Effects of Counterion Mobility, Surface Morphology, and Charge Screening on the Electron-Transfer Rates of Porphyrin Monolayers
By Jiao, Jieying; Nordlund, Eric; Lindsey, Jonathan S. & Bocian, David F.
Published in The Journal of Physical Chemistry C
2008
Abstract
The standard electron-transfer rate constants (k0) for the oxidation of porphyrin monolayers are reported for a number of solvent/electrolyte systems and electroactive surfaces. The goal is to explain the inverse correlation between the electron-transfer rates and the porphyrin surface concentration (Roth et al., J. Phys. Chem. B 2002, 106, 8639-8648). Each porphyrin is a zinc chelate and contains three meso-mesityl groups and a benzyl alcohol or benzyl thiol for surface attachment. The solvent/electrolyte systems include (i) the organic solvent propylene carbonate containing electrolytes with a common cation and anions of different size/mobility (PF6-, ClO4-, and Cl-) and (ii) neat ionic liquids with a common cation and anions of different size/mobility [(CF3SO2)2N- and (NC)2N-]. The substrates include Si(100), Au(111), and TiN. The k0 values observed using electrolytes with PF6-, ClO4-, and (CF3SO2)2N- counterions are similar to one another, whereas those observed using electrolytes Cl- and (NC)2N- counterions are 2-5 times faster.
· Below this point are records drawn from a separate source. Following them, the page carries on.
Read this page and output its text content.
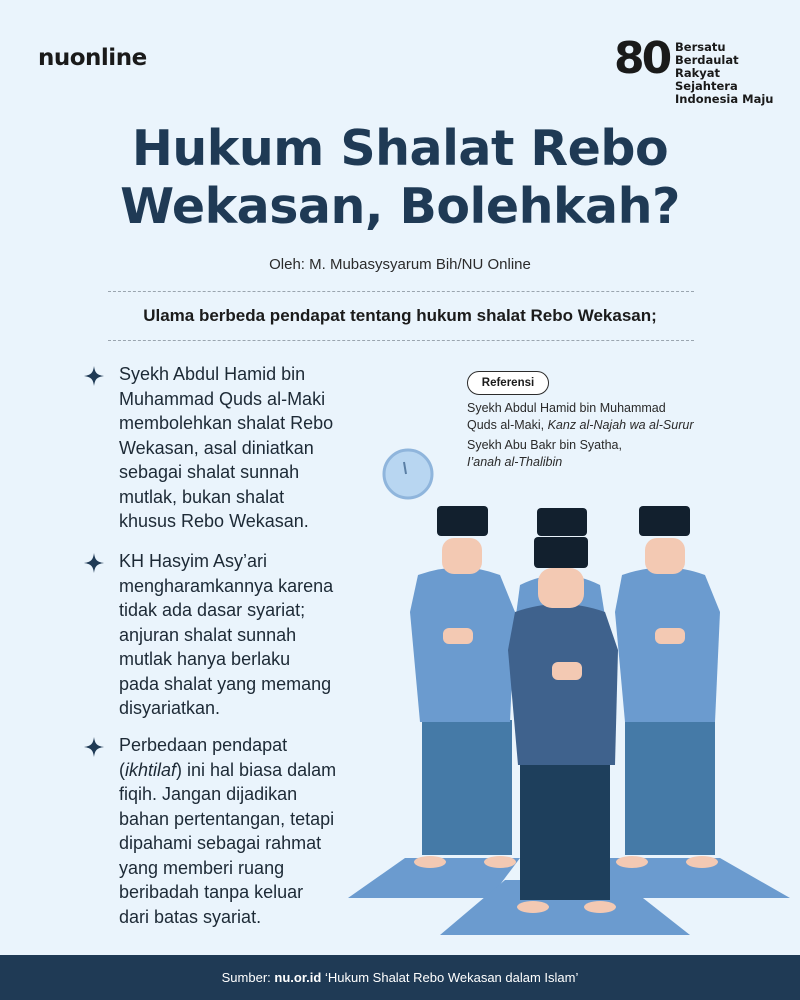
nuonline	80 Bersatu Berdaulat
Rakyat Sejahtera
Indonesia Maju
Hukum Shalat Rebo
Wekasan, Bolehkah?
Oleh: M. Mubasysyarum Bih/NU Online
Ulama berbeda pendapat tentang hukum shalat Rebo Wekasan;
Syekh Abdul Hamid bin
Muhammad Quds al-Maki
membolehkan shalat Rebo
Wekasan, asal diniatkan
sebagai shalat sunnah
mutlak, bukan shalat
khusus Rebo Wekasan.
KH Hasyim Asy’ari
mengharamkannya karena
tidak ada dasar syariat;
anjuran shalat sunnah
mutlak hanya berlaku
pada shalat yang memang
disyariatkan.
Perbedaan pendapat
(ikhtilaf) ini hal biasa dalam
fiqih. Jangan dijadikan
bahan pertentangan, tetapi
dipahami sebagai rahmat
yang memberi ruang
beribadah tanpa keluar
dari batas syariat.
Referensi
Syekh Abdul Hamid bin Muhammad
Quds al-Maki, Kanz al-Najah wa al-Surur
Syekh Abu Bakr bin Syatha,
I’anah al-Thalibin
Sumber: nu.or.id ‘Hukum Shalat Rebo Wekasan dalam Islam’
The faster rates for the latter anions are attributed to their smaller size/higher mobility. The k0 values observed for monolayers on Si(100) and Au(111) are similar to one another; the k0 values for monolayers on TiN are ∼5-fold faster. The faster rates for the TiN substrate are attributed to a rougher surface morphology (as determined via atomic force microscopy measurements) which results in an actual surface concentration that is lower than the concentration based on the geometrical area of a planar substrate. The k0 values determined for mixed monolayers where the electroactive porphyrin is co-deposited with an electroinactive porphyrin are dependent only on the concentration of the redox-active species, not on the total porphyrin concentration. This behavior is consistent with space-charge effects being the principal determinant of the inverse correlation between the electron-transfer rates and the porphyrin surface concentration. The space charge effects can be mitigated, but not eliminated, by using smaller, more mobile counterions and rougher surfaces.